A Russian recovery team opens up the hatch of a Soyuz spacecraft after its landing in Kazakhstan early Saturday local time. The capsule carried a U.S.-Russian crew back to Earth from the International Space Station.

By Miriam Kramer
Space.com

A Soyuz spacecraft has safely landed on the frigid steppes of Kazakhstan, returning an American astronaut and two Russian cosmonauts to Earth after a nearly five-month mission on the International Space Station.

The Soyuz space capsule touched down at about 11:11 p.m. ET Friday, which was early Saturday at the landing site. The spacecraft brought NASA astronaut Kevin Ford and Russian cosmonauts Oleg Novitskiy and Evgeny Tarelkin home after 142 days in space. The trio was greeted by freezing temperatures after exiting the spacecraft.

"They've landed. Expedition 34 is back on Earth," NASA spokesman Rob Navias said during live commentary.


Originally, the international crew was to leave the orbiting laboratory on Thursday, but freezing rain and foggy weather on the ground prevented them from returning home. Weather conditions improved on Friday, leading to a smooth undocking; however, a bank of clouds hampered visibility in the landing zone, complicating the Russian search and recovery team's task.

During their stay aboard the station, the three spacefliers orbited the Earth 2,304 times, traveling nearly 61 million miles (98,169,984 kilometers).

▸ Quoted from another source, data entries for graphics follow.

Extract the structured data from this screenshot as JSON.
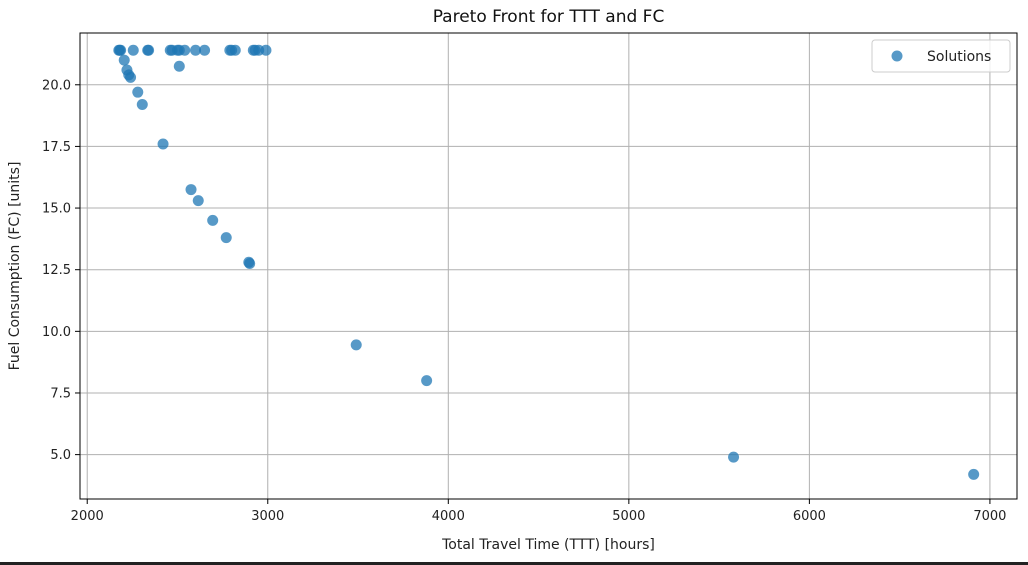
{
  "chart_data": {
    "type": "scatter",
    "title": "Pareto Front for TTT and FC",
    "xlabel": "Total Travel Time (TTT) [hours]",
    "ylabel": "Fuel Consumption (FC) [units]",
    "xlim": [
      1960,
      7150
    ],
    "ylim": [
      3.2,
      22.1
    ],
    "xticks": [
      2000,
      3000,
      4000,
      5000,
      6000,
      7000
    ],
    "xtick_labels": [
      "2000",
      "3000",
      "4000",
      "5000",
      "6000",
      "7000"
    ],
    "yticks": [
      5.0,
      7.5,
      10.0,
      12.5,
      15.0,
      17.5,
      20.0
    ],
    "ytick_labels": [
      "5.0",
      "7.5",
      "10.0",
      "12.5",
      "15.0",
      "17.5",
      "20.0"
    ],
    "grid": true,
    "legend_position": "top-right",
    "colors": {
      "marker": "#1f77b4"
    },
    "series": [
      {
        "name": "Solutions",
        "points": [
          [
            2175,
            21.4
          ],
          [
            2180,
            21.4
          ],
          [
            2185,
            21.4
          ],
          [
            2255,
            21.4
          ],
          [
            2335,
            21.4
          ],
          [
            2340,
            21.4
          ],
          [
            2460,
            21.4
          ],
          [
            2470,
            21.4
          ],
          [
            2500,
            21.4
          ],
          [
            2510,
            21.4
          ],
          [
            2540,
            21.4
          ],
          [
            2600,
            21.4
          ],
          [
            2650,
            21.4
          ],
          [
            2790,
            21.4
          ],
          [
            2800,
            21.4
          ],
          [
            2820,
            21.4
          ],
          [
            2920,
            21.4
          ],
          [
            2930,
            21.4
          ],
          [
            2950,
            21.4
          ],
          [
            2990,
            21.4
          ],
          [
            2205,
            21.0
          ],
          [
            2220,
            20.6
          ],
          [
            2230,
            20.4
          ],
          [
            2240,
            20.3
          ],
          [
            2510,
            20.75
          ],
          [
            2280,
            19.7
          ],
          [
            2305,
            19.2
          ],
          [
            2420,
            17.6
          ],
          [
            2575,
            15.75
          ],
          [
            2615,
            15.3
          ],
          [
            2695,
            14.5
          ],
          [
            2770,
            13.8
          ],
          [
            2895,
            12.8
          ],
          [
            2900,
            12.75
          ],
          [
            3490,
            9.45
          ],
          [
            3880,
            8.0
          ],
          [
            5580,
            4.9
          ],
          [
            6910,
            4.2
          ]
        ]
      }
    ]
  }
}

This was Novitskiy and Tarelkin's first trip to space, and the second for Ford. [See photos from Expedition 34 space mission]

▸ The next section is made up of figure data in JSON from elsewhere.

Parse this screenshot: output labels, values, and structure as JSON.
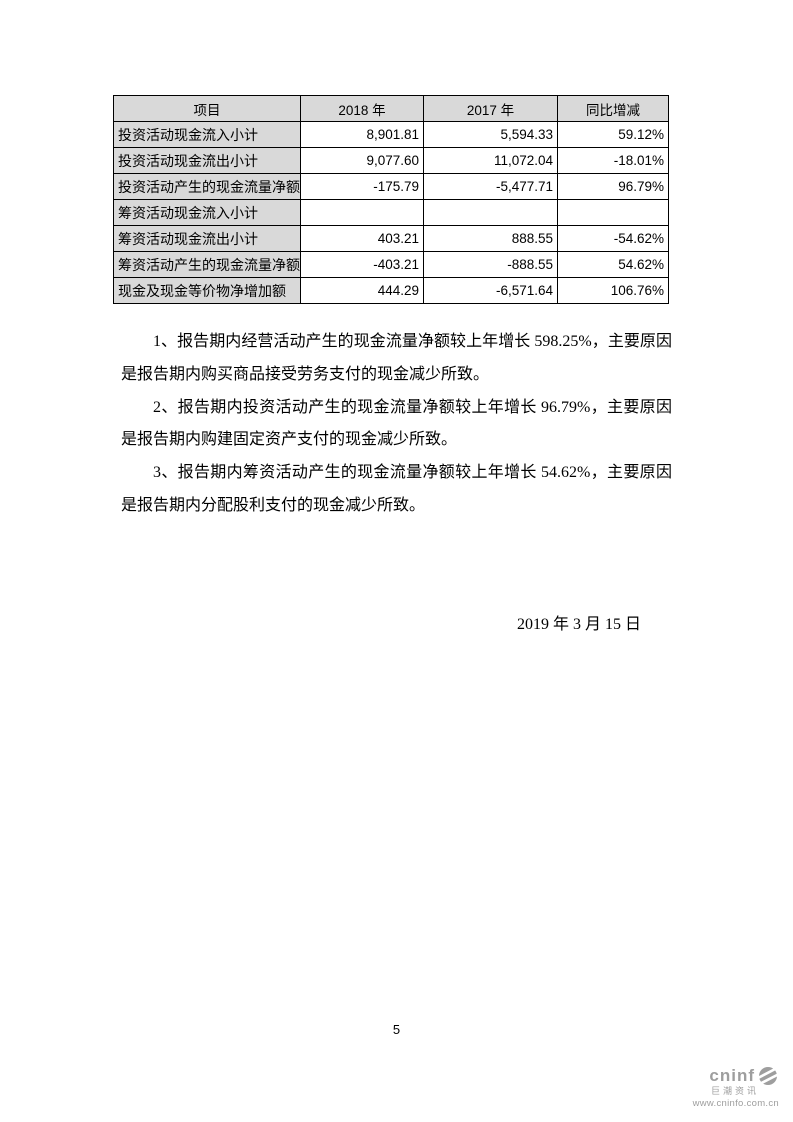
{
  "table": {
    "headers": [
      "项目",
      "2018 年",
      "2017 年",
      "同比增减"
    ],
    "rows": [
      {
        "label": "投资活动现金流入小计",
        "y2018": "8,901.81",
        "y2017": "5,594.33",
        "change": "59.12%"
      },
      {
        "label": "投资活动现金流出小计",
        "y2018": "9,077.60",
        "y2017": "11,072.04",
        "change": "-18.01%"
      },
      {
        "label": "投资活动产生的现金流量净额",
        "y2018": "-175.79",
        "y2017": "-5,477.71",
        "change": "96.79%"
      },
      {
        "label": "筹资活动现金流入小计",
        "y2018": "",
        "y2017": "",
        "change": ""
      },
      {
        "label": "筹资活动现金流出小计",
        "y2018": "403.21",
        "y2017": "888.55",
        "change": "-54.62%"
      },
      {
        "label": "筹资活动产生的现金流量净额",
        "y2018": "-403.21",
        "y2017": "-888.55",
        "change": "54.62%"
      },
      {
        "label": "现金及现金等价物净增加额",
        "y2018": "444.29",
        "y2017": "-6,571.64",
        "change": "106.76%"
      }
    ]
  },
  "paragraphs": [
    "1、报告期内经营活动产生的现金流量净额较上年增长 598.25%，主要原因是报告期内购买商品接受劳务支付的现金减少所致。",
    "2、报告期内投资活动产生的现金流量净额较上年增长 96.79%，主要原因是报告期内购建固定资产支付的现金减少所致。",
    "3、报告期内筹资活动产生的现金流量净额较上年增长 54.62%，主要原因是报告期内分配股利支付的现金减少所致。"
  ],
  "date": "2019 年 3 月 15 日",
  "page_number": "5",
  "footer_logo": {
    "brand": "cninf",
    "name_cn": "巨潮资讯",
    "url": "www.cninfo.com.cn"
  },
  "colors": {
    "table_shading": "#d9d9d9",
    "logo_gray": "#9e9e9e"
  }
}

The three crew members were on board to see the docking of the unmanned Dragon capsule — owned and operated by private spaceflight firm SpaceX — at the beginning of March. A month before, the crew participated in the docking and undocking of a Russian Progress supply capsule.

NASA TV

The International Space Station is seen in a video view from a departing Russian Soyuz craft.

Ford, Novitskiy and Tarelkin leave three other crew members on board the space station. Canadian astronaut Chris Hadfield, Russian cosmonaut Roman Romanenko and NASA astronaut Tom Marshburn said their goodbyes to the departing trio earlier in the day. Ford passed the commander's role to Hadfield, putting a Canadian in charge of the station for the first time.

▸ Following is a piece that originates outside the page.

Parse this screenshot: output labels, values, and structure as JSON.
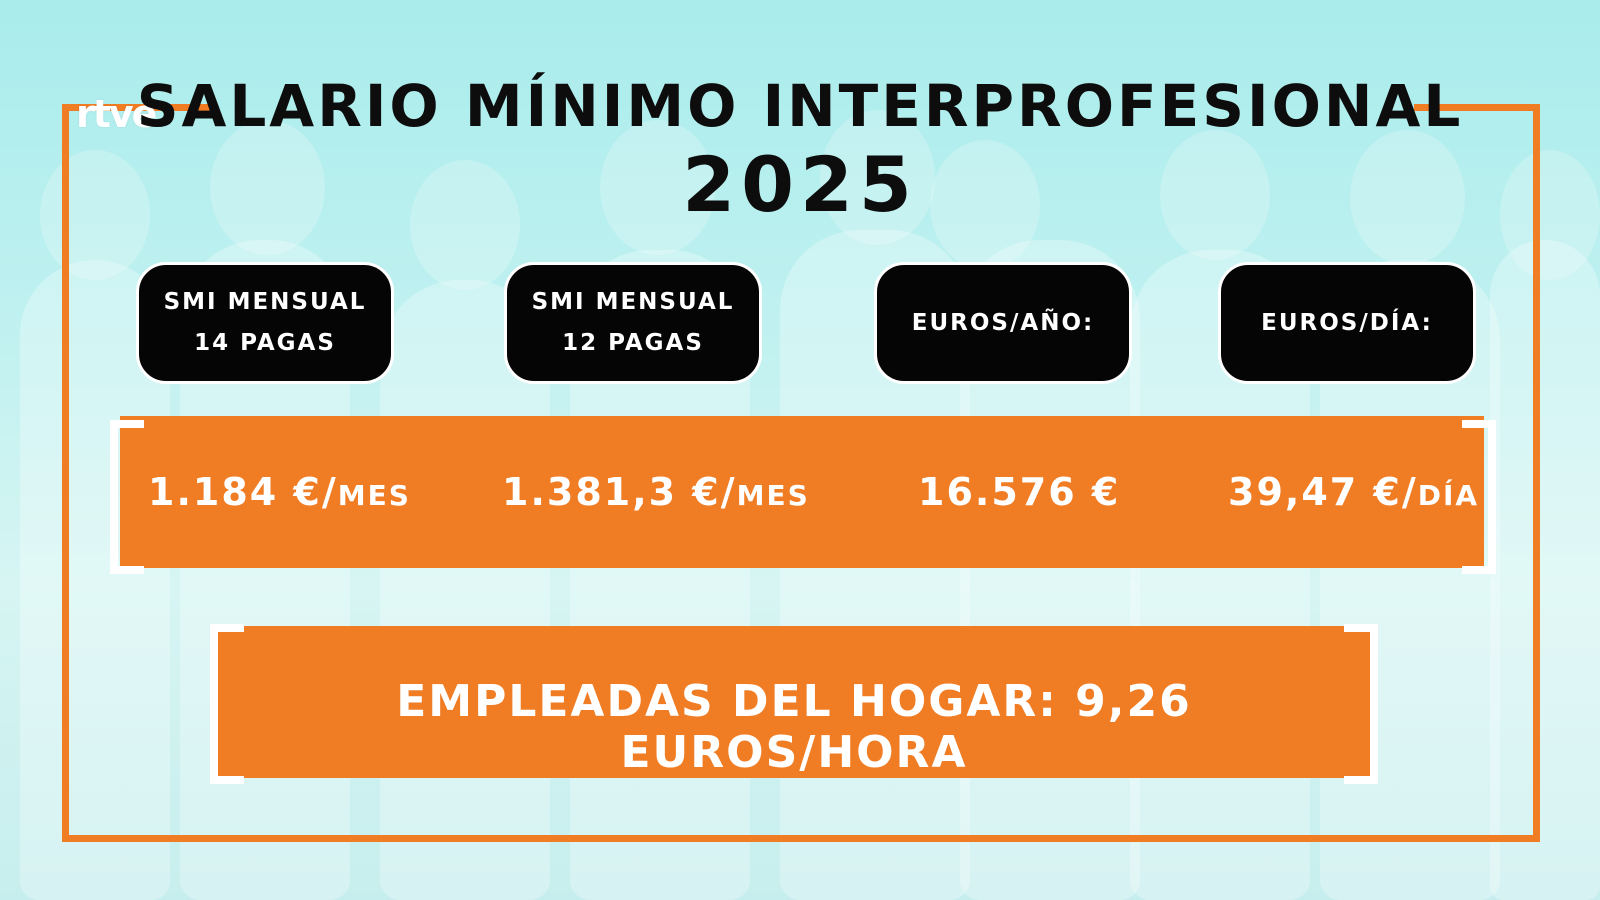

Hadfield, Romanenko and Marshburn will not be the sole residents of the station for long. Cosmonauts Pavel Vinogradov, Alexander Misurkin and NASA astronaut Chris Cassidy are expected to arrive at the station on March 28. If all goes as planned, it will mark the first time a Soyuz capsule has delivered a station crew to the International Space Station in one day. Russia's Federal Space Agency tested the one-day flight profile during unmanned Progress cargo ship deliveries to the space station.

NASA has relied on Russia's Soyuz capsules to transport astronauts to and from low Earth orbit since the retirement of the agency's shuttle program in 2011. In the future, NASA officials plan to use on privately built spacecraft to carry people and cargo to and from the space station.

The $100 billion laboratory was built by space agencies representing Japan, Canada, Europe, the United States and Russia. International crews of astronauts have occupied the station continuously since 2000.